Archive for the ‘Dryad’ Category

Jeff Hammerbacher on Experiences Evolving a New Analytical Platform

Sunday, November 20th, 2011

Jeff Hammerbacher on Experiences Evolving a New Analytical Platform

Slides from Jeff’s presentation and numerous references, including to a live blogging summary by Jeff Dalton.

In terms of the new analytical platform, I would strongly suggest that you take Cloudera’s substrate:

Cloudera starts with a substrate architecture of Open Compute commodity Linux servers configured using Puppet and Chef and coordinated using ZooKeeper. Naturally this entire stack is open-source. They use HFDS and Ceph to provide distributed, schema-less storage. They offer append-only table storage and metadata using Avro, RCFile, and HCatalog; and mutable table storage and metadata using HBase. For computation, they offer YARN (inter-job scheduling, like Grid Engine, for data intensive computing) and Mesos for cluster resource management; MapReduce, Hamster (MPI), Spark, Dryad / DryadLINQ, Pregel (Giraph), and Dremel as processing frameworks; and Crunch (like Google’s FlumeJava), PigLatin, HiveQL, and Oozie as high-level interfaces.

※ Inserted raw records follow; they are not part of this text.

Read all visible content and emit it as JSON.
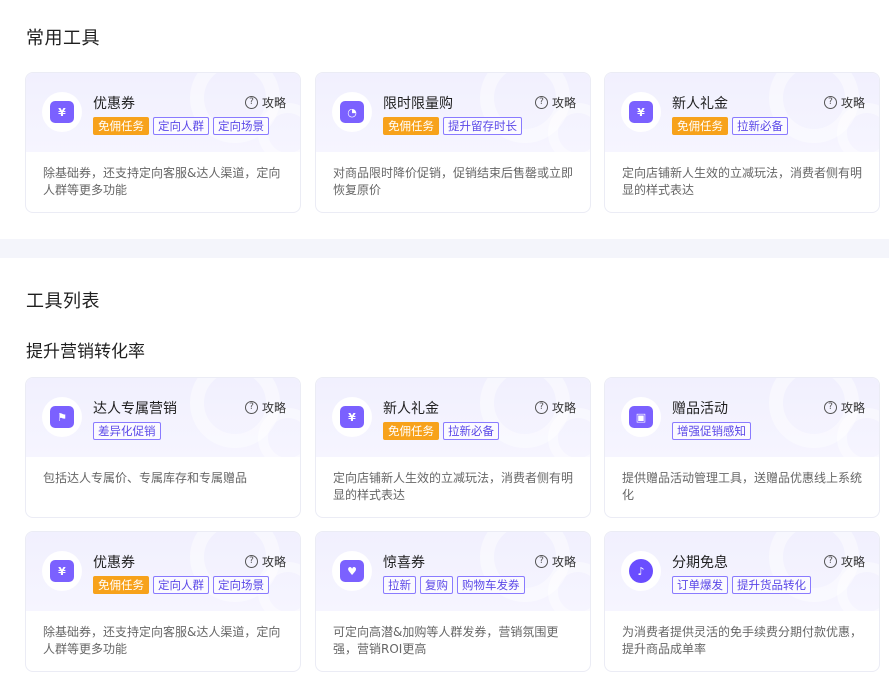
{
  "sections": {
    "common_tools": "常用工具",
    "tool_list": "工具列表",
    "improve_conversion": "提升营销转化率"
  },
  "guide_label": "攻略",
  "cards": [
    {
      "title": "优惠券",
      "icon": "ticket-icon",
      "icon_glyph": "¥",
      "tags": [
        {
          "label": "免佣任务",
          "style": "orange"
        },
        {
          "label": "定向人群",
          "style": "outline"
        },
        {
          "label": "定向场景",
          "style": "outline"
        }
      ],
      "desc": "除基础券，还支持定向客服&达人渠道，定向人群等更多功能"
    },
    {
      "title": "限时限量购",
      "icon": "shopping-bag-clock-icon",
      "icon_glyph": "◔",
      "tags": [
        {
          "label": "免佣任务",
          "style": "orange"
        },
        {
          "label": "提升留存时长",
          "style": "outline"
        }
      ],
      "desc": "对商品限时降价促销，促销结束后售罄或立即恢复原价"
    },
    {
      "title": "新人礼金",
      "icon": "red-packet-icon",
      "icon_glyph": "¥",
      "tags": [
        {
          "label": "免佣任务",
          "style": "orange"
        },
        {
          "label": "拉新必备",
          "style": "outline"
        }
      ],
      "desc": "定向店铺新人生效的立减玩法，消费者侧有明显的样式表达"
    },
    {
      "title": "达人专属营销",
      "icon": "flag-icon",
      "icon_glyph": "⚑",
      "tags": [
        {
          "label": "差异化促销",
          "style": "outline"
        }
      ],
      "desc": "包括达人专属价、专属库存和专属赠品"
    },
    {
      "title": "新人礼金",
      "icon": "red-packet-icon",
      "icon_glyph": "¥",
      "tags": [
        {
          "label": "免佣任务",
          "style": "orange"
        },
        {
          "label": "拉新必备",
          "style": "outline"
        }
      ],
      "desc": "定向店铺新人生效的立减玩法，消费者侧有明显的样式表达"
    },
    {
      "title": "赠品活动",
      "icon": "gift-icon",
      "icon_glyph": "▣",
      "tags": [
        {
          "label": "增强促销感知",
          "style": "outline"
        }
      ],
      "desc": "提供赠品活动管理工具，送赠品优惠线上系统化"
    },
    {
      "title": "优惠券",
      "icon": "ticket-icon",
      "icon_glyph": "¥",
      "tags": [
        {
          "label": "免佣任务",
          "style": "orange"
        },
        {
          "label": "定向人群",
          "style": "outline"
        },
        {
          "label": "定向场景",
          "style": "outline"
        }
      ],
      "desc": "除基础券，还支持定向客服&达人渠道，定向人群等更多功能"
    },
    {
      "title": "惊喜券",
      "icon": "heart-ticket-icon",
      "icon_glyph": "♥",
      "tags": [
        {
          "label": "拉新",
          "style": "outline"
        },
        {
          "label": "复购",
          "style": "outline"
        },
        {
          "label": "购物车发券",
          "style": "outline"
        }
      ],
      "desc": "可定向高潜&加购等人群发券，营销氛围更强，营销ROI更高"
    },
    {
      "title": "分期免息",
      "icon": "tiktok-logo-icon",
      "icon_glyph": "♪",
      "tags": [
        {
          "label": "订单爆发",
          "style": "outline"
        },
        {
          "label": "提升货品转化",
          "style": "outline"
        }
      ],
      "desc": "为消费者提供灵活的免手续费分期付款优惠，提升商品成单率"
    }
  ]
}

Finally, Cloudera offers tool access through FUSE, JDBC, and ODBC; and data ingest through Sqoop and Flume.

Rather than asking the usual questions, how to make this faster, more storage, etc., all of which are important, ask the more difficult questions:

  1. In or between which of these elements, would human analysis/judgment have the greatest impact?
  2. Would human analysis/judgment be best made by experts or crowds?
  3. What sort of interface would elicit the best human analysis/judgment? (visual/aural; contest/game/virtual)
  4. Performance with feedback or homeostasis mechanisms?

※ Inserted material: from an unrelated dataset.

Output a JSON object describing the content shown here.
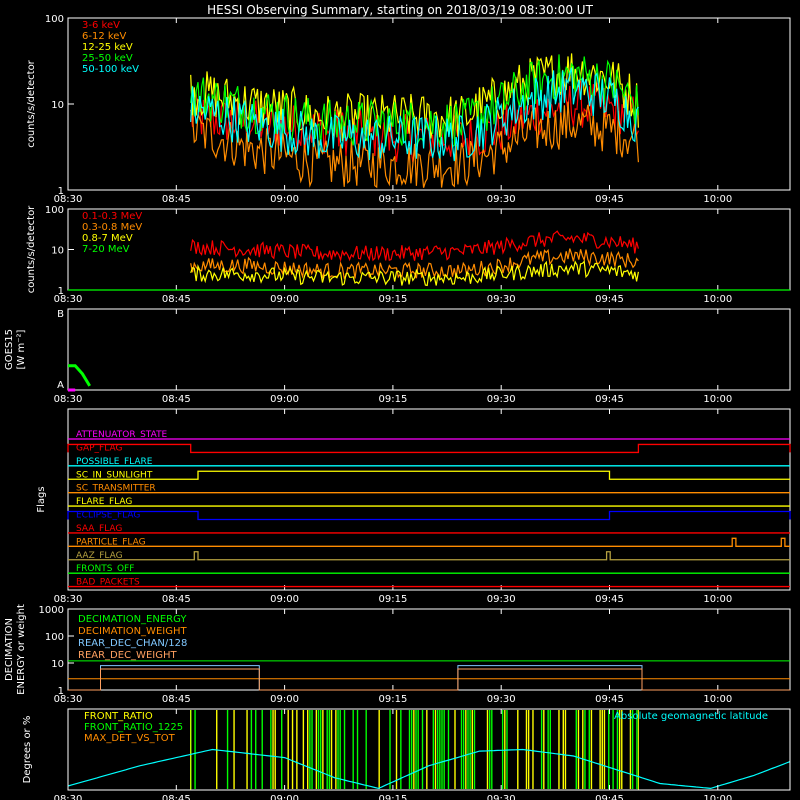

That is a very crude and uninformed starter set of questions.

Putting higher speed access to more data with better tools at our fingertips expands the questions we can ask of interfaces and our interaction with the data. (Before we ever ask questions of the data.)

Microsoft drops Dryad; bets on Hadoop

Saturday, November 19th, 2011

Microsoft drops Dryad; bets on Hadoop

In a November 11 post on the Windows HPC Team Blog, officials said that Microsoft had provided a minor update to the latest test build of the Dryad code as part of Windows High Performance Computing (HPC) Pack 2008 R2 Service Pack (SP) 3. But they also noted that “this will be the final (Dryad) preview and we do not plan to move forward with a production release.”


But it now appears Microsoft is putting all its big-data eggs in the Hadoop framework basket. Microsoft officials said a month ago that Microsoft was working with Hortonworks to develop both a Windows Azure and a Windows Server distribution of Hadoop. A Community Technology Preview (CTP) of the Windows Azure version is due out before the end of this calendar year; the Windows Server test build of Hadoop is due some time in 2012.

It might be a good time for the Hadoop community, which now includes MS, to talk about studying the syntax and semantics of the Hadoop eco-system that can be standardized.

It would be nice to see competition between Hadoop products on the basis of performance and features, not learning the oddities of particular implementations. The public versions could set a baseline and commercial versions would be pressed to better that.

After all, there those who contend that commercial code is measurably better than other types of code. Perhaps it is time to put their faith to the test.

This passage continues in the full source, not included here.